Babe get in here, a new kentonv library just dropped!

I'm surprised how little code is actually involved here, just looking at the linked GitHub repo. Is that really all there is to it? In theory, it shouldn't be too hard to port the server side to another language, right? I'm interested in using it in an Elixir server for a JS/TS frontend.

For that matter, the language porting seems like a pretty good LLM task. Did you use much LLM-generated code for this repo? I seem to recall kentonv doing an entirely AI-generated (though human-reviewed, of course) proof of concept a few months ago.

kentonv 4 days ago | parent | next [-]

Some of the tests are LLM-generated, but none of the library itself is.

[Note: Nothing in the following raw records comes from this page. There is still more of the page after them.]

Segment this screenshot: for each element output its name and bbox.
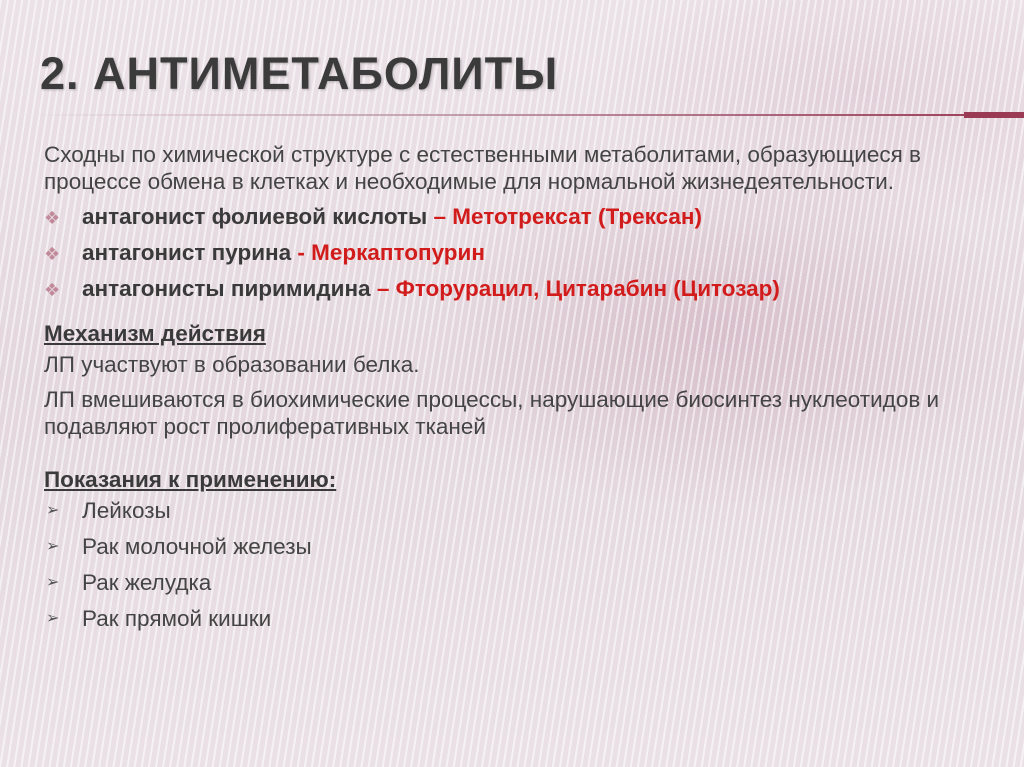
arrow-bullet-icon: ➢ (46, 502, 60, 519)
slide-body (44, 141, 994, 641)
list-item (44, 239, 994, 266)
mechanism-heading: Механизм действия (44, 321, 266, 346)
mechanism-text-2: ЛП вмешиваются в биохимические процессы, нарушающие биосинтез нуклеотидов и подавляют рост пролиферативных тканей (44, 387, 940, 439)
diamond-bullet-icon: ❖ (44, 280, 61, 300)
diamond-bullet-icon: ❖ (44, 208, 61, 228)
arrow-bullet-icon: ➢ (46, 610, 60, 627)
indications-heading: Показания к применению: (44, 467, 337, 492)
list-item (44, 497, 994, 524)
list-item (44, 533, 994, 560)
drug-separator: - (291, 240, 312, 265)
title-underline (30, 114, 1024, 116)
intro-text: Сходны по химической структуре с естественными метаболитами, образующиеся в процессе обмена в клетках и необходимые для нормальной жизнедеятельности. (44, 142, 921, 194)
diamond-bullet-icon: ❖ (44, 244, 61, 264)
drug-list (44, 203, 994, 302)
list-item (44, 569, 994, 596)
drug-separator: – (427, 204, 453, 229)
indication-label: Рак прямой кишки (82, 606, 272, 631)
title-accent-bar (964, 112, 1024, 118)
slide-title: 2. АНТИМЕТАБОЛИТЫ (40, 48, 559, 99)
list-item (44, 203, 994, 230)
indication-label: Лейкозы (82, 498, 171, 523)
arrow-bullet-icon: ➢ (46, 538, 60, 555)
arrow-bullet-icon: ➢ (46, 574, 60, 591)
mechanism-text-1: ЛП участвуют в образовании белка. (44, 352, 420, 377)
drug-separator: – (370, 276, 396, 301)
drug-names: Меркаптопурин (311, 240, 485, 265)
indication-label: Рак желудка (82, 570, 212, 595)
list-item (44, 275, 994, 302)
section-spacer (44, 448, 994, 466)
drug-term: антагонисты пиримидина (82, 276, 371, 301)
drug-term: антагонист пурина (82, 240, 292, 265)
drug-names: Метотрексат (Трексан) (452, 204, 702, 229)
list-item (44, 605, 994, 632)
drug-names: Фторурацил, Цитарабин (Цитозар) (395, 276, 780, 301)
drug-term: антагонист фолиевой кислоты (82, 204, 428, 229)
indications-list (44, 497, 994, 632)
indication-label: Рак молочной железы (82, 534, 312, 559)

I don't think LLMs would be capable of writing this library (at least at present). The pieces fit together like a very intricate puzzle. I spent a lot more time thinking about how to do it right, than actually coding.

Very different from my workers-oauth-provider library, where it was just implementing a well-known spec with a novel (yet straightforward) API.

The code might port nicely to another dynamic language, like Python, but I think you'd have a hard time porting it to a statically-typed language. There's a whole lot of iterating over arbitrary objects without knowing their types.

krosaen 4 days ago | parent | next [-]

Hammock driven development :)

https://www.youtube.com/watch?v=f84n5oFoZBc

naasking 4 days ago | parent | prev [-]

> There's a whole lot of iterating over arbitrary objects without knowing their types.

That's just parametric polymorphism.

nl 4 days ago | parent [-]

> just parametric polymorphism

Those three words are doing a lot of work there.

benpacker a day ago | parent | prev [-]

I think crossing a language barrier here would be hard: you'd need a codegen step to compile the RPC spec to Typescript for the client-side DX and that would need take into account the full range of differences in serializability across the languages.

For cross-language RPC, I think we're still better sticking to a well defined system where the spec is data (OpenAPI, GraphQL, etc.) instead of the spec being code that only one side understands.